I have been used to Rebas with the U Turn facility, so having to dismantle the fork to adjust travel seems like a bit of a chore to me. Having said that, I do not anticipate running these forks on anything more than 80mm so the 100mm option is a bit unnecessary.
Putting pressure on the forks, they move quite easily and smoothly, producing the familiar Rockshox gurgle as oil moves through the system. This little test is practically pointless as the forks aren’t fitted and have certainly not been pumped up to pressure but hey, who among us (professional mechanics aside) can resist the temptation to do it?
All in all then, a decent job of presentation and initial impressions are favourable. New kit always looks nice though and it isn’t until proper testing has been carried out that you can tell whether it is a dog or not.
This is my third set of Rebas, the previous two were 26 inch versions and proved stiff (enough) reliable (totally) and pretty much fit and forget. My last pair were not serviced for a while and although I kept the seals scrupulously clean after every ride, I was expecting some serous tlc would be required when I took them in for a service. To my surprise, the seals were in tip top condition, the oil was clean as a whistle and the stanchions unmarked with no signs of wear anywhere. For a five year old set of forks this is pretty damned good. My LBS replaced the oil (because they had the forks apart anyway) and reassembled them. Apart from coming back running as smooth as butter, they were my old forks, oh yes, and the lockout had been sorted (it wasn’t that good from day one). If these forks are anywhere near as good I will be a very happy bunny.
The frame will be here next week so I’ll aim to build the bike up and wil post my first impressions as soon as I have any.

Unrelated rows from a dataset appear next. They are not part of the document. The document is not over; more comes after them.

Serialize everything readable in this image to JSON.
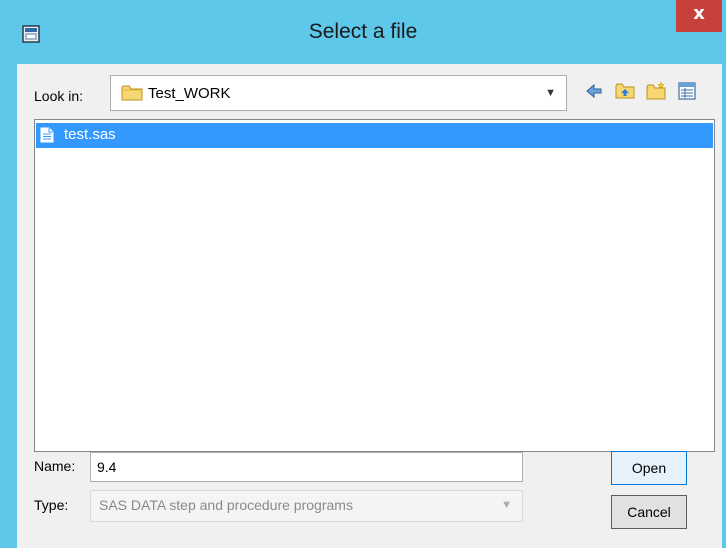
{
  "window": {
    "title": "Select a file",
    "close_label": "x"
  },
  "toolbar": {
    "look_in_label": "Look in:",
    "look_in_value": "Test_WORK"
  },
  "files": [
    {
      "name": "test.sas",
      "selected": true
    }
  ],
  "form": {
    "name_label": "Name:",
    "name_value": "9.4",
    "type_label": "Type:",
    "type_value": "SAS DATA step and procedure programs"
  },
  "buttons": {
    "open_label": "Open",
    "cancel_label": "Cancel"
  },
  "colors": {
    "titlebar": "#5ec8ea",
    "selection": "#3399ff",
    "close": "#c7403a"
  }
}
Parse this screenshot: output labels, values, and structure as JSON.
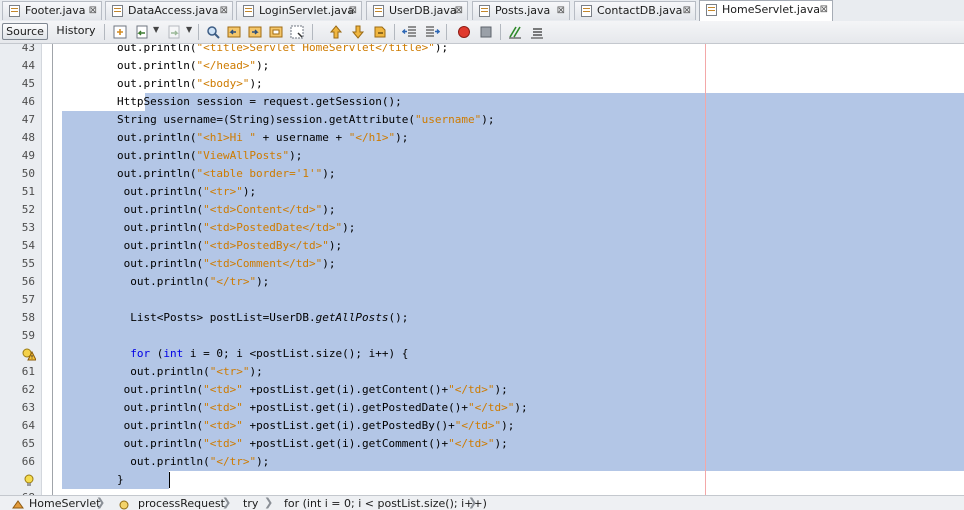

EDIT: The ‘Gate’ or “Floodgate” I referred to earlier is a sort of blow-off valve. When you have the forks locked out, it determines when the impact is sufficient to allow movement in the fork. There seems to be reams of information (or people seeking information) about this on the web and to be honest, it is all pretty confusing. Once fitted, I’ll play about and see what works best for me….unless of course, anyone reading this would care to comment?